Korrin stood alone with his father. He too could feel the jab of his words. It was that same tone that had first stoked the fires of escape and resentment several years ago. His only reply was to bow his head. Korrin stared at his boots again, feeling as though the last year had never happened.

‘So what fort-lord did ye swear fealty to? Hmm, to get that sword, boy? Which one took ye in?’

Korrin shook his head. ‘None.’ He could almost hear his father’s sea-washed face creaking as his glowering deepened.

‘Tell me you ain’t no sell-sword then.’

‘No.’

More glowering. ‘A bandit? A rogue? Is that what my son left his father for?’

‘No.’

‘Then what? What cursed life did ye run to?’

Korrin frowned at that mud. His father’s tone made him flinch from practice. Ust was as tough as his pig-wrangling hands. He had beaten fear and resentment into Korrin with more than just words.

But despite it all, Korrin couldn’t help but chuckle at the question. He hadn’t the faintest clue. He said as much as he looked up and met his father’s stern eyes, forcing himself to meet them, as he had forced himself from his bed every day for the past year. ‘I don’t know. But by Jot’s roots, I’m good at it.’

‘Well at least yer good for somethin’, I tell ye,’ said Ust. It was in that moment that something clicked for Korrin. As he looked at his father, the small, tough man with hard eyes, at the mudpigs snuffling in their pens, at the mud running between his boots, he realised none of it mattered. The world was so much bigger than this, this place, this wiry little man. He knew more of it than any of these farmers. How dare they judge, when their horizons are so small.

‘Yes,’ Korrin smiled. ‘I am.’

Chapter 18

“Do I police them or ban them? That is the question.

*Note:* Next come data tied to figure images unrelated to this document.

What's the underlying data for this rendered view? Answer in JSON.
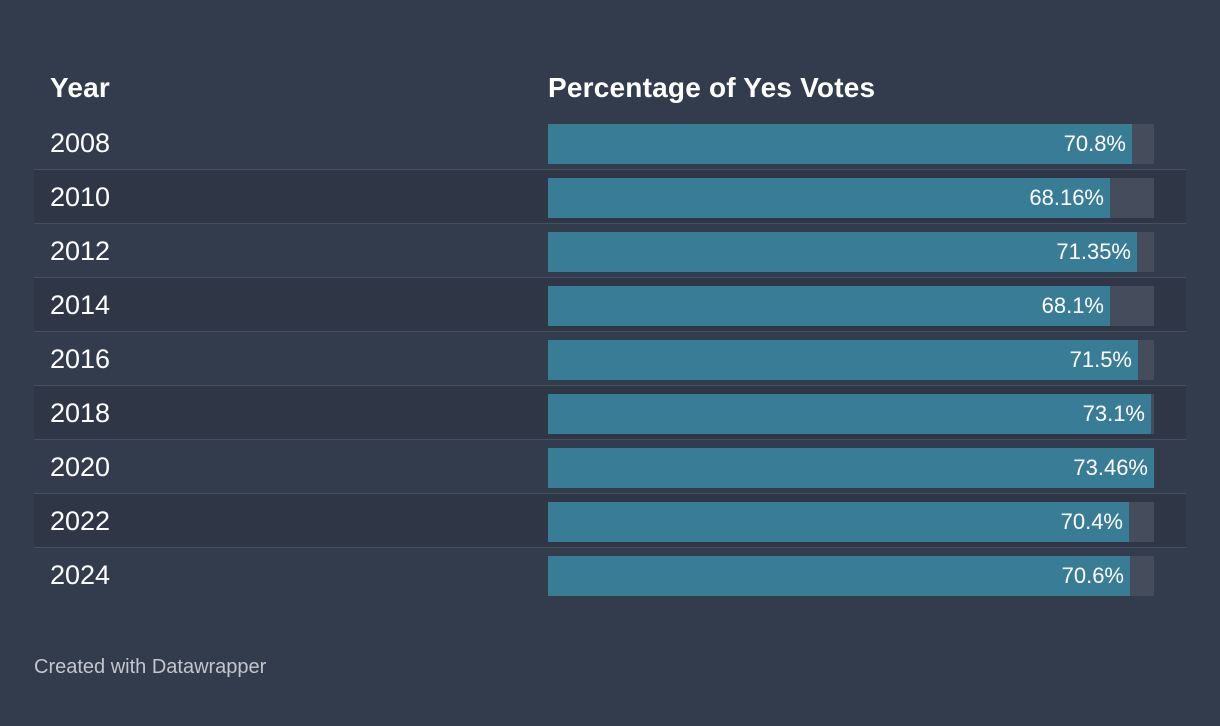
{
  "header": {
    "year": "Year",
    "percentage": "Percentage of Yes Votes"
  },
  "footer": {
    "credit": "Created with Datawrapper"
  },
  "colors": {
    "background": "#333c4c",
    "bar": "#397c96",
    "track": "#454d5c"
  },
  "chart_data": {
    "type": "table",
    "columns": [
      "Year",
      "Percentage of Yes Votes"
    ],
    "ylim": [
      0,
      73.46
    ],
    "rows": [
      {
        "year": "2008",
        "value": 70.8,
        "label": "70.8%"
      },
      {
        "year": "2010",
        "value": 68.16,
        "label": "68.16%"
      },
      {
        "year": "2012",
        "value": 71.35,
        "label": "71.35%"
      },
      {
        "year": "2014",
        "value": 68.1,
        "label": "68.1%"
      },
      {
        "year": "2016",
        "value": 71.5,
        "label": "71.5%"
      },
      {
        "year": "2018",
        "value": 73.1,
        "label": "73.1%"
      },
      {
        "year": "2020",
        "value": 73.46,
        "label": "73.46%"
      },
      {
        "year": "2022",
        "value": 70.4,
        "label": "70.4%"
      },
      {
        "year": "2024",
        "value": 70.6,
        "label": "70.6%"
      }
    ]
  }
}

I once heard a tale of giant wild fires in the forests of the east, far beyond the Fool Roads. They say that these fires are not natural, but man-made. They ravage miles of land and belch smoke higher than the mountains. The tribes that set these fires shepherd them by scorching the earth in their path, guiding and leading them on. Why do they set these fires? Once the fires have died, the strangest fruits appear from the ashes. It appears that there are strange seeds buried in the eastern earth. To flower they need the scorching heat of a forest fire to wake them into sprouting. These seeds produce trees that are food, oil, husk, and wood to these tribes. Life, in seed-form.

The magick markets are like wild fires. Do I allow them to ravage this city, in the hope that they will bear fruit, corralling them as and when I can? Or do I refuse to light them at all, and go without these fruits? One thing is certain, whatever our decision, the Councils will disagree.”

Excerpt from the diary of Arkmage Durnus, dated Frostfall 899

3 days earlier

F
arden cracked an eye and stared at the bowed ceiling. He tested his mouth. His lips were dry and cracked. He lay in silence, waiting to see if the panic had truly died in his sleep. Mercifully, it had. Its corpse was a numb ache right between his eyes.

Farden sat up and groaned as the headache blossomed with his movement. A hangover times a hundred. It would subside as soon as he was on the road, he told himself.